The moonlight, so bright that the furrows in the woman’s ear were clearly shadowed, struck deep into the room and seemed to turn the mats on the floor a chilly green.
“No. Let me go home.”
“I see you haven’t changed.” Shimamura raised his head. There was something strange in her manner. He peered into the slightly aquiline face.
“People say I haven’t changed since I came here. I was sixteen then. But life goes on the same, year after year.”
Her cheeks still carried the ruddiness of her north-country girlhood. In the moonlight the fine geishalike skin took on the luster of a sea shell.
“But did you hear I’d moved?”
“Since the teacher died? You’re not in the silkworms’ room any more, then? This time it’s a real geisha house?”
“A real geisha house? I suppose it is. They sell tobacco and candy in the shop, and I’m the only geisha they have. I have a real contract, and when I read late in the night I always use a candle to save electricity.”

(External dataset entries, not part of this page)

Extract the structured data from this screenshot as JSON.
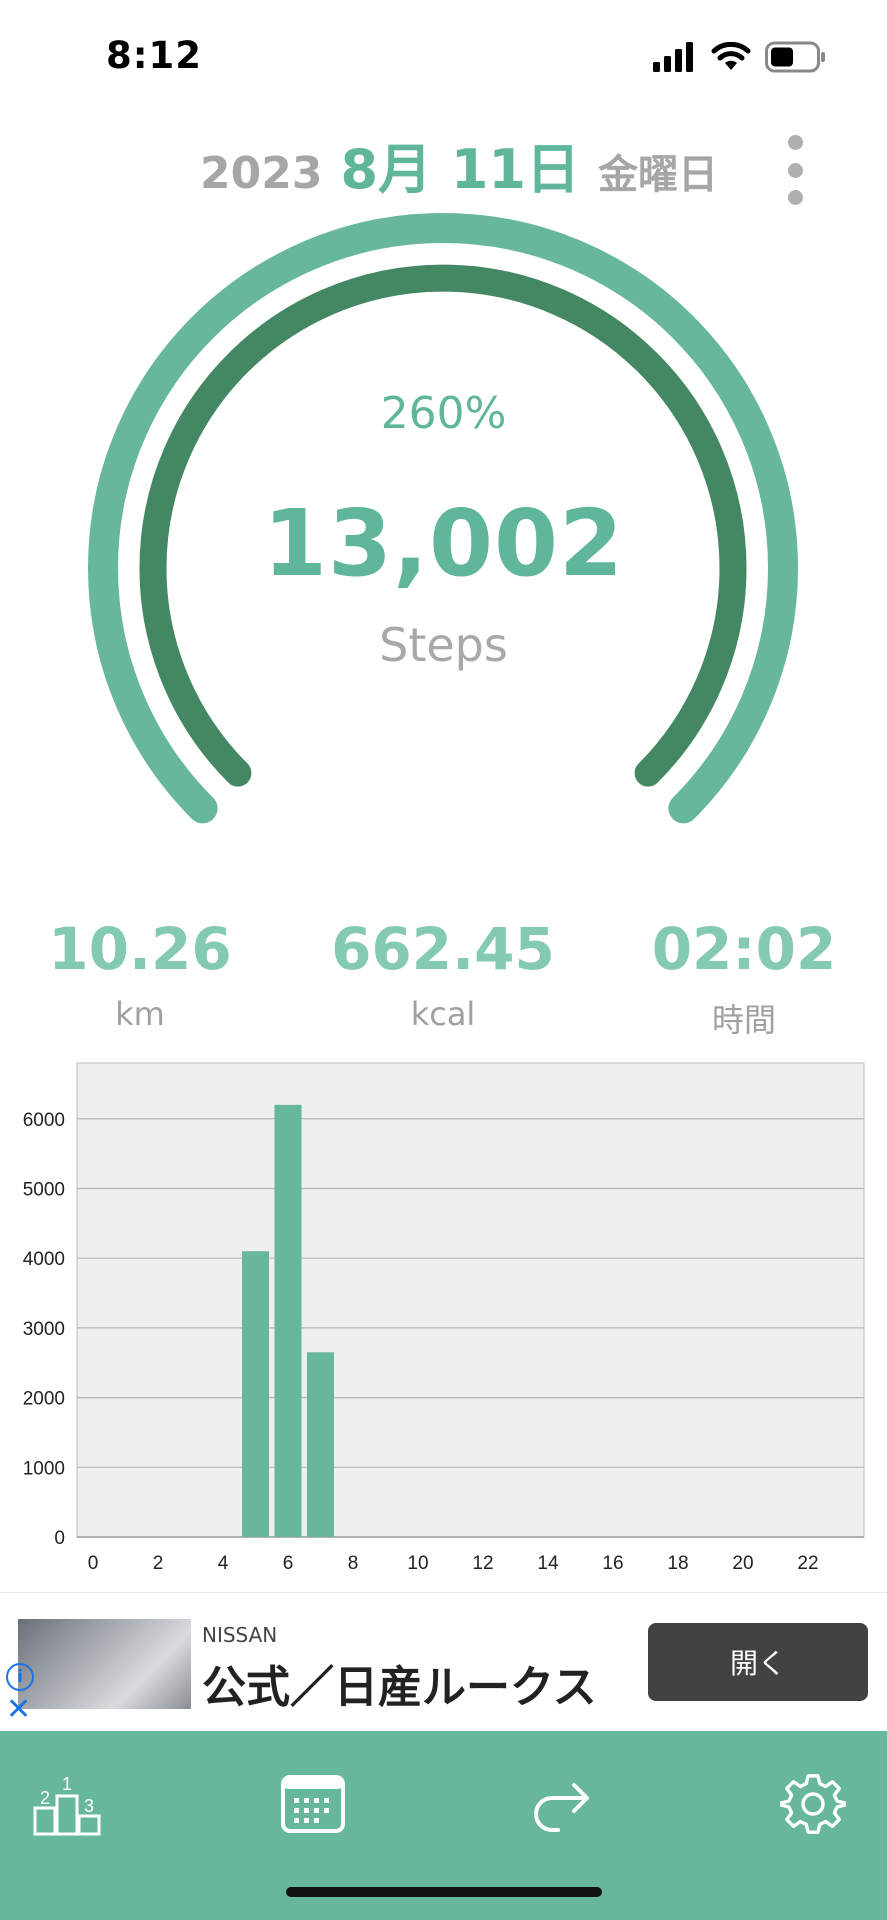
{
  "status_bar": {
    "time": "8:12"
  },
  "header": {
    "year": "2023",
    "month_day": "8月 11日",
    "weekday": "金曜日"
  },
  "gauge": {
    "percent": "260%",
    "steps": "13,002",
    "steps_label": "Steps",
    "outer_color": "#67b79c",
    "inner_color": "#438763"
  },
  "stats": {
    "distance": {
      "value": "10.26",
      "unit": "km"
    },
    "calories": {
      "value": "662.45",
      "unit": "kcal"
    },
    "duration": {
      "value": "02:02",
      "unit": "時間"
    }
  },
  "chart_data": {
    "type": "bar",
    "x": [
      0,
      1,
      2,
      3,
      4,
      5,
      6,
      7,
      8,
      9,
      10,
      11,
      12,
      13,
      14,
      15,
      16,
      17,
      18,
      19,
      20,
      21,
      22,
      23
    ],
    "values": [
      0,
      0,
      0,
      0,
      0,
      4100,
      6200,
      2650,
      0,
      0,
      0,
      0,
      0,
      0,
      0,
      0,
      0,
      0,
      0,
      0,
      0,
      0,
      0,
      0
    ],
    "x_ticks": [
      "0",
      "2",
      "4",
      "6",
      "8",
      "10",
      "12",
      "14",
      "16",
      "18",
      "20",
      "22"
    ],
    "y_ticks": [
      "0",
      "1000",
      "2000",
      "3000",
      "4000",
      "5000",
      "6000"
    ],
    "ylim": [
      0,
      6800
    ],
    "grid": true,
    "bar_color": "#67b79c",
    "plot_background": "#efefef"
  },
  "ad": {
    "brand": "NISSAN",
    "title": "公式／日産ルークス",
    "button": "開く"
  },
  "bottom_nav": {
    "items": [
      {
        "icon": "ranking-podium-icon"
      },
      {
        "icon": "calendar-icon"
      },
      {
        "icon": "share-arrow-icon"
      },
      {
        "icon": "gear-icon"
      }
    ]
  }
}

Shimamura let out a loud guffaw.
“The meter, you know. Shouldn’t use too much electricity.”
“I see, I see.”
“But they’re very good to me, so good that I
sometimes find it hard to believe I’m really hired out as a geisha. When one of the children cries, the mother takes it outside so that I won’t be bothered. I have nothing to complain about. Only sometimes the bedding is crooked. When I come home late at night, everything is laid out for me, but the mattresses aren’t square one on the other, and the sheet is wrong. I hate it. After they’ve been so kind, though, I feel guilty making the bed over.”